I was referencing cache efficiency when I talked about page replacement algorithms rather than paging to disk. Imagine a global ARC algorithm in a traditional system versus each unikernel having its own. The global hit rate would be better with a global algorithm than it would be with a local algorithm in each unikernel.

Even if your application does its own cache, the principle of a global algorithm being best ought to apply to filesystem metadata.

> Again, usually no file system cache in use. And most apps are started with a fixed heap size that consumes all of memory. There's no left-over/wasted memory that could be used by other apps.

This is not the sort of application that I had in mind. I am still skeptical that unikernels are better, but I agree that they are not worse here. In this case, it seems to me that they are (theoretically) just a different way of doing things and are not better or worse.

Hypervisors offer decent security and performance guarantees, which means they are good for sharing resources among potentially hostile customers. Their simple resource semantics and small ABI makes for a fairly secure abstraction.
Kernels do as well. Both have had security exploits that lead to privilege escalation. As containerization matures, I expect the security of a container host to become similar to that of a hypervisor. They are essentially doing the same thing. The only place on which they differ is the kind of abstraction that they use.

LPARs/LDOMs are a much more secure abstraction for "sharing resources among potentially hostile customers". Those physically partition at the hardware. LPARs are used on the IBM mainframes and are "EAL5 Certified". LDOMs are the SPARC equivalent, but I do not know their EAL. Both traditional kernels and various hypervisors are EAL 4 (some are called EAL4+), which is not as secure.

I don't think kernels are inherently less secure than hypervisors, but as they stand, current hypervisor implementations have a better security track record than kernels. The basic point that I am trying to make is that both hypervisors and kernels are just pieces of software meant for partitioning and sharing hardware. Software that has simpler and smaller interfaces also has a lower probability of having bugs that lead to vulnerabilities. I agree that that there are better hardware partitioning implementations out there but unfortunately they are not so popular. I am looking forward to having formally verified kernels like seL4 become more popular.
Kernels usually provide quite a lot of abstraction in addition to secure partitioning and sharing. And that's arguably wrong: providing abstractions is complicated (thus inherently less secure), and one size does not fit all.

In a unikernel setup abstractions can live much more comfortably in libraries.

IBM terminology might be confusing me - but looking at published security targets it appears LPAR's themselves have only ever been evaluated at EAL4 with flaw remediation (ALC 2) and PR/SM being evaluated at EAL 5 but neither to any specific protection profile. This means that IBM created their own evaluations and gave themselves a "certification".

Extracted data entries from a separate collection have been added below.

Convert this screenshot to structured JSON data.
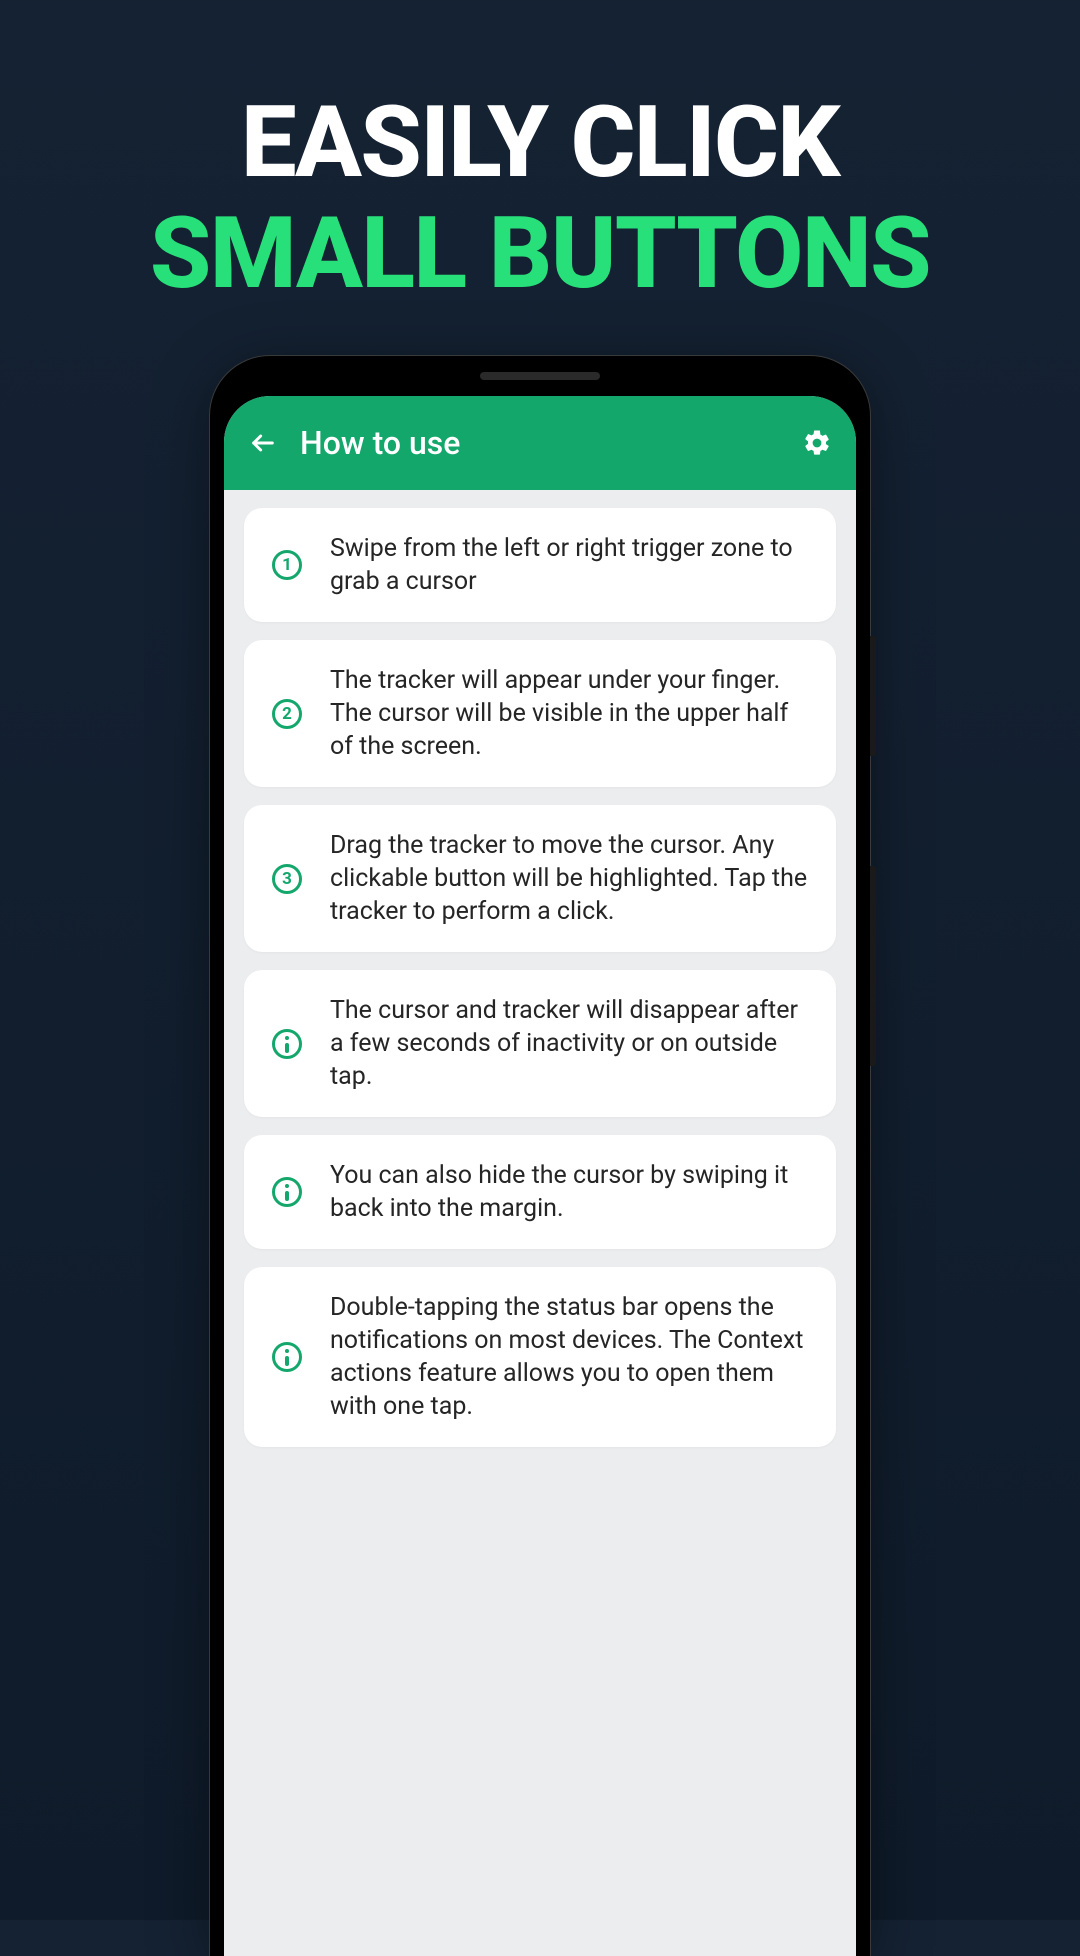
{
  "headline": {
    "line1": "EASILY CLICK",
    "line2": "SMALL BUTTONS"
  },
  "colors": {
    "accent": "#27e079",
    "appbar": "#14a76c",
    "background": "#152233"
  },
  "app": {
    "title": "How to use",
    "steps": [
      {
        "icon": "1",
        "text": "Swipe from the left or right trigger zone to grab a cursor"
      },
      {
        "icon": "2",
        "text": "The tracker will appear under your finger. The cursor will be visible in the upper half of the screen."
      },
      {
        "icon": "3",
        "text": "Drag the tracker to move the cursor. Any clickable button will be highlighted. Tap the tracker to perform a click."
      },
      {
        "icon": "i",
        "text": "The cursor and tracker will disappear after a few seconds of inactivity or on outside tap."
      },
      {
        "icon": "i",
        "text": "You can also hide the cursor by swiping it back into the margin."
      },
      {
        "icon": "i",
        "text": "Double-tapping the status bar opens the notifications on most devices. The Context actions feature allows you to open them with one tap."
      }
    ]
  }
}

Protection profile less CC evaluations are worthless in the eyes of most governments and CC schemes, but kudos to IBM product management and marketing for creating competitive FUD.

As of a year ago LDOM's (Oracle VM for SPARC) hasn't had a CC evaluation and I'm not seeing anything currently in evaluation. Solaris Zones have been evaluated under the Solaris OSPP EAL4 + extensions evaluation.

The biggest reason that virtualization technologies haven't had a CC evaluation with a protection profile is that no US NIAP approved protection profile existed and the draft ones that were circulated were crap.

Assurance levels (EAL) are deprecated for newest NIAP protection profiles as the higher assurance levels (EAL4) were cost and time prohibited for vendors to complete before the product was outdated. Many people wrongly think common criteria is a security evaluation (free of bugs) - it's not - it's a security architecture evaluation (is the documented behavior working correctly).

There is a schism in CC - everything is changing - anything we know today is wrong and will change.

TL;DR: Common Criteria is a joke and doesn't actual mean what you think it does.